The tour company that we used with Norwegian Cruise Lines did an amazing job. With the transportation to the park, we were able to enter right in without having to search hard for a parking spot (which is, according to TripAdvisor, a pain to get) and we received a narration of the above wiki history. I would definitely recommend going to Muir Woods, and using a tour company if you are looking for an easy experience without having to worry about transporting yourself to and from San Francisco (by car or transit).

However you choose to do it, Go. 
Go. Do not think about doing anything else. Go to Muir Woods.

So tell me...

-Have you every gone to Muir woods, or any forest with redwoods or Sequoias? 
-Did you love it? Where was it?
-Would you go, or is nature 'just not your thing'?


  1. I love walking through the woods. This looks quite gorgeous!

    1. It was amazing. If ever in this area again we're definitely returning :)

  2. What a beautiful place! I loved going to Sausalito for brunch and some hiking when I lived near SF!

    1. Our tour stopped in Sausalito for an hour or so. Such a nice place to relax and people watch. Didn't know you lived in the area, guess most of my vacation recaps are old news to you :)
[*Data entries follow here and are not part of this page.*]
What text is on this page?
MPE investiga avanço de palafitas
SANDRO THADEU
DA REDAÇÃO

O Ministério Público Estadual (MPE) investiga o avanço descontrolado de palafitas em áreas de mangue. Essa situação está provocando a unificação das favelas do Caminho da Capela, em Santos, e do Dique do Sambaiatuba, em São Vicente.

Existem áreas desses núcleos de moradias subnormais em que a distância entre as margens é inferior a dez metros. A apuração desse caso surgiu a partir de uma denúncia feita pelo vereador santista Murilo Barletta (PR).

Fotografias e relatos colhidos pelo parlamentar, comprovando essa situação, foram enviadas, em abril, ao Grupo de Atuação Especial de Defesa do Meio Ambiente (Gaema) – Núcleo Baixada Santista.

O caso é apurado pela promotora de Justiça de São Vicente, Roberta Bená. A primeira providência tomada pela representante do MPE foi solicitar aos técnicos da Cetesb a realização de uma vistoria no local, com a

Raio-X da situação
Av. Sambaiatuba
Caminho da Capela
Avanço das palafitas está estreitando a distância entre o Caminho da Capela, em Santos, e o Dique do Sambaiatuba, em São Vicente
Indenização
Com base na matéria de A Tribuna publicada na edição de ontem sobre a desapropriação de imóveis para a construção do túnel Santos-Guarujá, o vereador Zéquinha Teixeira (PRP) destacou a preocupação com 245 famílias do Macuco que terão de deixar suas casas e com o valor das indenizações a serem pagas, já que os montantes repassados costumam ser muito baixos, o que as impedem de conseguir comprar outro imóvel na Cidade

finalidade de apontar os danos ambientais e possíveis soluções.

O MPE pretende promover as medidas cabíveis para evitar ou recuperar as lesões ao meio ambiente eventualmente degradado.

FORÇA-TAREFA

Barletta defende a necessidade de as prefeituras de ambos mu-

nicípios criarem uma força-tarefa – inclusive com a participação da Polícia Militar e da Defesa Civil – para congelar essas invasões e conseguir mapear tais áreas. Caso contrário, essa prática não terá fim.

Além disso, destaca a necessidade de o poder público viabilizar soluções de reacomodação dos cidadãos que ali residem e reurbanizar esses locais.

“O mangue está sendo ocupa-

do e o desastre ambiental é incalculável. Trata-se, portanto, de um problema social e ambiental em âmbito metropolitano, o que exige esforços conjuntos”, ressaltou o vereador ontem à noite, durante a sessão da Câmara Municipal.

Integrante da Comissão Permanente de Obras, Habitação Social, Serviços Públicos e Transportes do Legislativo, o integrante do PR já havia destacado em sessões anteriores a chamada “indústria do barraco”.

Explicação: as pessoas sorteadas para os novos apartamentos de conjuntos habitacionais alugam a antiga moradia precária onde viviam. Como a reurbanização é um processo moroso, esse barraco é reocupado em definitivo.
  3. Muir Woods is such a beautiful, magical place. I'll never never forget that I had my hair cut off after my wedding at a salon right outside of there. I had grown it super long for my wedding and wanted it cut short. It wasn't my best haircut :(

    1. It's so weird how certain things (like cutting your hair) remind us of places. And, I guess being traumatized exacerbated it

  4. These woods are beautiful. I hope to visit them one day. Thanks for sharing your pics!

    1. They were gorgeous, I couldn't help taking so many photos. I would definitely recommend them (or any redwood/sequoias for that matter). I imagine they are all equally gorgeous.